Technically there's no difference, aida is a type of evenweave - meaning that it has the same number of threads in the warp (vertical) and weft (horizontal). Most cross stitch fabrics are evenweaves but there are a small number that are unevenweaves.
Aida is a blockweave, meaning that each square is made a group of threads - you can see that in this picture. Aida is sold in various counts indicating the number of blocks in an inch. The most common counts are 11ct, 14ct, 16ct, and 18ct. The higher the number, the smaller your stitches will be and the smaller your finished design will turn out.
This is 14ct aida in Soft Mocha from Wichelt.
And here's some stitching on aida were you can see how each stitch covers one square on the fabric.
Commonly known as evenweaves are the fabrics that aren't block weaves, the threads are not arranged in groups. Examples of evenweave fabrics are jobelan, lugana, brittney, davosa, murano, monaco. They are available in various counts, most commonly 20ct to 32ct, This denotes the number of threads per inch. Each stitch is usually formed over a grid of two threads square but more about that below.
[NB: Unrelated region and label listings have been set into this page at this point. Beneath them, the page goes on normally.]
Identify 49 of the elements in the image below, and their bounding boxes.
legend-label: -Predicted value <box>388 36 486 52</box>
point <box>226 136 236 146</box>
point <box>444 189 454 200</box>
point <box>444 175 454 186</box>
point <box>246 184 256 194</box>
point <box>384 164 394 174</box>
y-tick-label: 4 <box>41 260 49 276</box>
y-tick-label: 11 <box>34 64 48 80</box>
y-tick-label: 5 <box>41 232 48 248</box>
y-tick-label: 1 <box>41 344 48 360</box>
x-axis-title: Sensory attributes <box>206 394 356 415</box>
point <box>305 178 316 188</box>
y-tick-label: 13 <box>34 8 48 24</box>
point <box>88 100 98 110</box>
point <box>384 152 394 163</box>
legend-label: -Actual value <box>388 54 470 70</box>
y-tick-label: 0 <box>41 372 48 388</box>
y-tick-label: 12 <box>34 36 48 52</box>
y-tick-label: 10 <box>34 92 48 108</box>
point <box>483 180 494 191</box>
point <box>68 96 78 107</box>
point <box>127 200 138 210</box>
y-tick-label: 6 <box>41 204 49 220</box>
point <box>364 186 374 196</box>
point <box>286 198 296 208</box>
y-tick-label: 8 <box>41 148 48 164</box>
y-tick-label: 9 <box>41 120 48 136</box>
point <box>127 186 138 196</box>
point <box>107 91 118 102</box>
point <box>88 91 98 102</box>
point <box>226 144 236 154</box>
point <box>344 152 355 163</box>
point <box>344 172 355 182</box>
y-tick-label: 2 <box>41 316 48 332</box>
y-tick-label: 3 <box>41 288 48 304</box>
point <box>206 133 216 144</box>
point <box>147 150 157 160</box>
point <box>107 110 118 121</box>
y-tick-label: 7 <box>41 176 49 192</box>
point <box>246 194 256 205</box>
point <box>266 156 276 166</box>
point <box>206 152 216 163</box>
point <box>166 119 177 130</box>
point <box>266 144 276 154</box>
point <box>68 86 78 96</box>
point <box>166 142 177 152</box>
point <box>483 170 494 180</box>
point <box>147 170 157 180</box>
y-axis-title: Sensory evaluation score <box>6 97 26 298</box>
This is Jobelan Lambswool 28ct from Wichelt.
And finally there is linen, also an evenweave but the difference here is the fibre used to make the fabric. Linen is made from flax, a natural plant fibre, and because of this it will have slubs or flaws in the fabric. Linen comes in various counts from 25ct to 50ct. Stitches are usually made over two threads on linen.
This is 28ct Natural Linen from Wichelt - you can clearly see the slubs in this picture.
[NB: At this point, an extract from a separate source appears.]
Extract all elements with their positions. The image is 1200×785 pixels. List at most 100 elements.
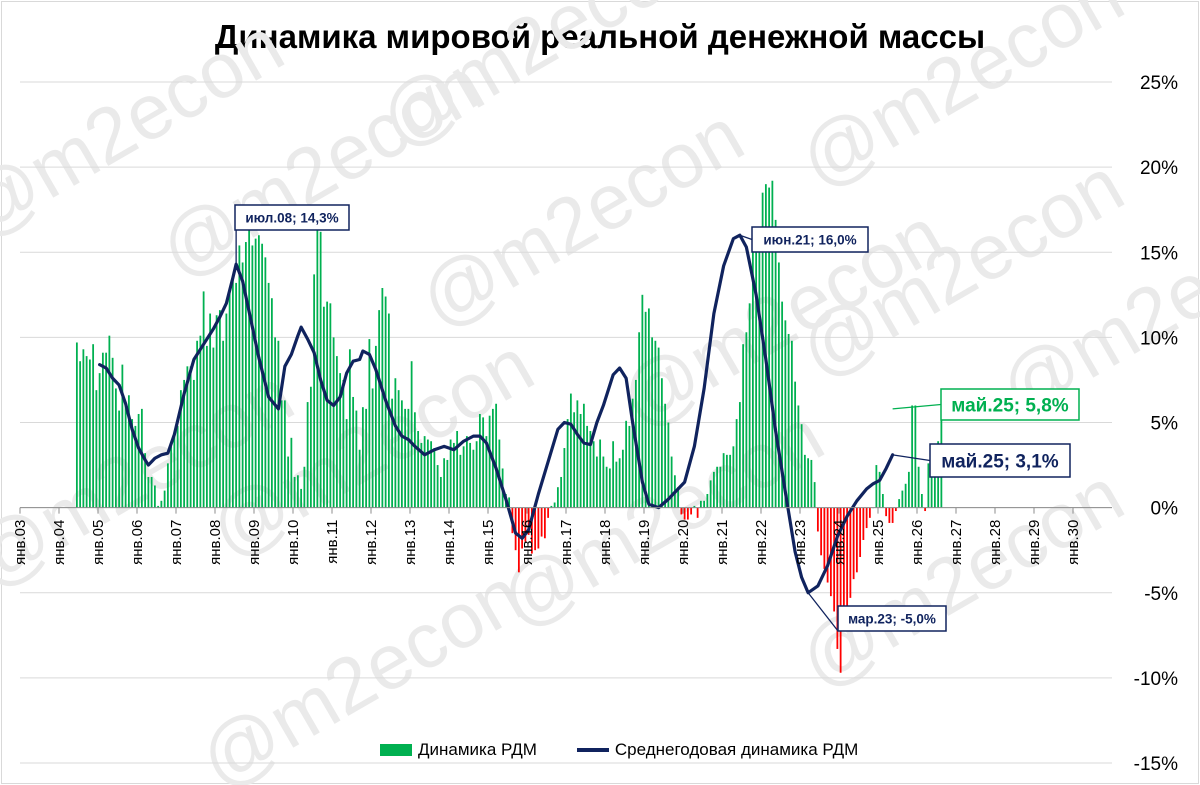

Here's some stitching on an evenweave where you can see each stitch covers two threads vertically and two threads horizontally. This is known as stitching over two. You can see below the arrangement of the threads. Bring your needle up at 1, down at 2, up at 3 and down at 4 to complete the stitch.
The huge advantage to evenweave though is that you can stitch over one thread to make tiny stitches (sometimes known as petit point). The alphabet below is stitched over one thread.